More frequently, jobs are lost to Chinese employees, who are ferried in project by project. For example, the growing Chinese presence in South Africa may have cost the country 75,000 jobs from 2000 to 2011.

In Nigeria, the influx of low-priced Chinese textile goods has caused 80 percent of Nigerian companies in this industry to close.

Africans' impression of Chinese firms could also be shaped by illegal practices carried out by them.

For example, by law, mining on small plots of 25 acres or less is restricted to Ghanaian nationals. However, many Chinese continue to explore for gold in conjunction with local landowners, even though regulations have made it clear that such practice is illegal. The result: Many Africans see themselves to be exploited by the newcomers.

Perhaps making matter worse, the kinds of goods that the two partners trade with each other have done little to change such perception.

Whereas China buys from Africa mainly natural resources—minerals and metals—African countries import primarily the finished results, ranging from machinery and electrical goods to plastics and rubber.

Such an arrangement could benefit both parties, but it’s more often seen as China exploiting Africa’s natural resources to feed its need for industrial output.
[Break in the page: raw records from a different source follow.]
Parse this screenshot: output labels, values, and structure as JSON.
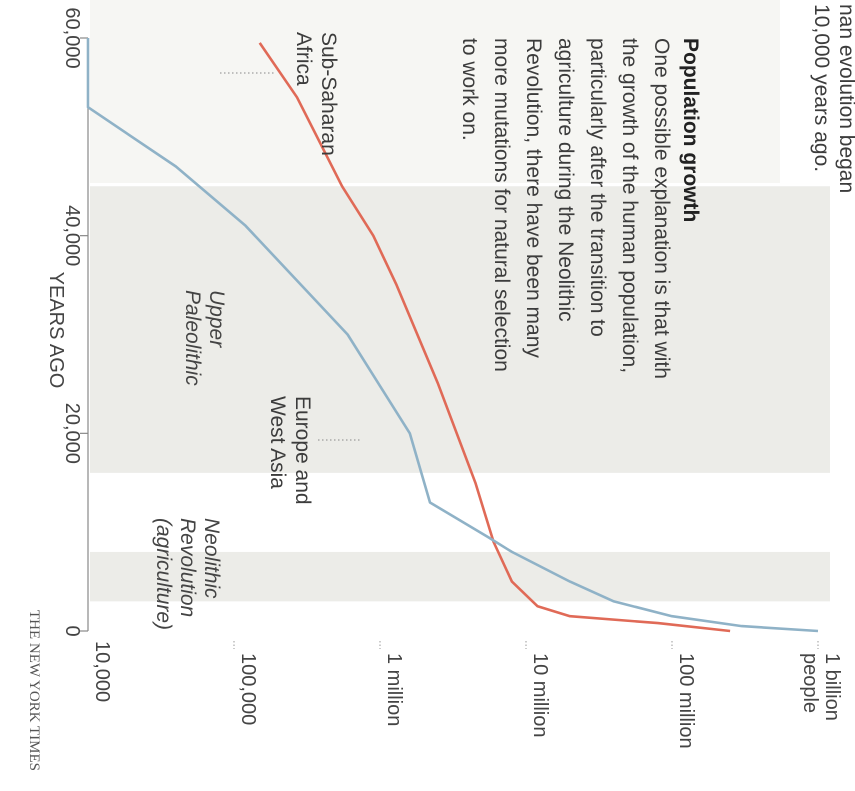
{
  "chart_data": {
    "type": "line",
    "title": "",
    "xlabel": "YEARS AGO",
    "ylabel": "",
    "y_scale": "log",
    "x_ticks": [
      0,
      20000,
      40000,
      60000
    ],
    "x_tick_labels": [
      "0",
      "20,000",
      "40,000",
      "60,000"
    ],
    "y_ticks": [
      10000,
      100000,
      1000000,
      10000000,
      100000000,
      1000000000
    ],
    "y_tick_labels": [
      "10,000",
      "100,000",
      "1 million",
      "10 million",
      "100 million",
      "1 billion people"
    ],
    "series": [
      {
        "name": "Sub-Saharan Africa",
        "color": "#e06a57",
        "points": [
          [
            59500,
            150000
          ],
          [
            54000,
            270000
          ],
          [
            45000,
            550000
          ],
          [
            40000,
            900000
          ],
          [
            35000,
            1300000
          ],
          [
            25000,
            2500000
          ],
          [
            15000,
            4500000
          ],
          [
            9000,
            6000000
          ],
          [
            5000,
            8000000
          ],
          [
            2500,
            12000000
          ],
          [
            1500,
            20000000
          ],
          [
            800,
            80000000
          ],
          [
            0,
            250000000
          ]
        ]
      },
      {
        "name": "Europe and West Asia",
        "color": "#8fb2c7",
        "points": [
          [
            60000,
            10000
          ],
          [
            53000,
            10000
          ],
          [
            47000,
            40000
          ],
          [
            41000,
            120000
          ],
          [
            30000,
            600000
          ],
          [
            20000,
            1600000
          ],
          [
            13000,
            2200000
          ],
          [
            9500,
            5500000
          ],
          [
            8000,
            8000000
          ],
          [
            5000,
            20000000
          ],
          [
            3000,
            40000000
          ],
          [
            1500,
            100000000
          ],
          [
            500,
            300000000
          ],
          [
            0,
            1000000000
          ]
        ]
      }
    ],
    "shaded_periods": [
      {
        "label": [
          "Upper",
          "Paleolithic"
        ],
        "from": 16000,
        "to": 45000
      },
      {
        "label": [
          "Neolithic",
          "Revolution",
          "(agriculture)"
        ],
        "from": 3000,
        "to": 8000
      }
    ],
    "series_labels": [
      {
        "series": 0,
        "lines": [
          "Sub-Saharan",
          "Africa"
        ]
      },
      {
        "series": 1,
        "lines": [
          "Europe and",
          "West Asia"
        ]
      }
    ],
    "annotations": [
      {
        "id": "intro",
        "lines": [
          "nan evolution began",
          "10,000 years ago."
        ]
      },
      {
        "id": "population-growth",
        "heading": "Population growth",
        "lines": [
          "One possible explanation is that with",
          "the growth of the human population,",
          "particularly after the transition to",
          "agriculture during the Neolithic",
          "Revolution, there have been many",
          "more mutations for natural selection",
          "to work on."
        ]
      }
    ]
  },
  "credit": "THE NEW YORK TIMES",
  "colors": {
    "africa_line": "#e06a57",
    "europe_line": "#8fb2c7",
    "shade": "#ecece8",
    "axis": "#888888"
  }
}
At the same time, by exporting cheap—and often shoddy—manufactured goods to African countries, local companies not only become less competitive but they also grow increasingly dependent on China.

Recent research has also suggested that the Chinese presence has failed to bring significant skill developments, adequate technological transfer or any measurable upgrade to the productivity levels to this part of the world.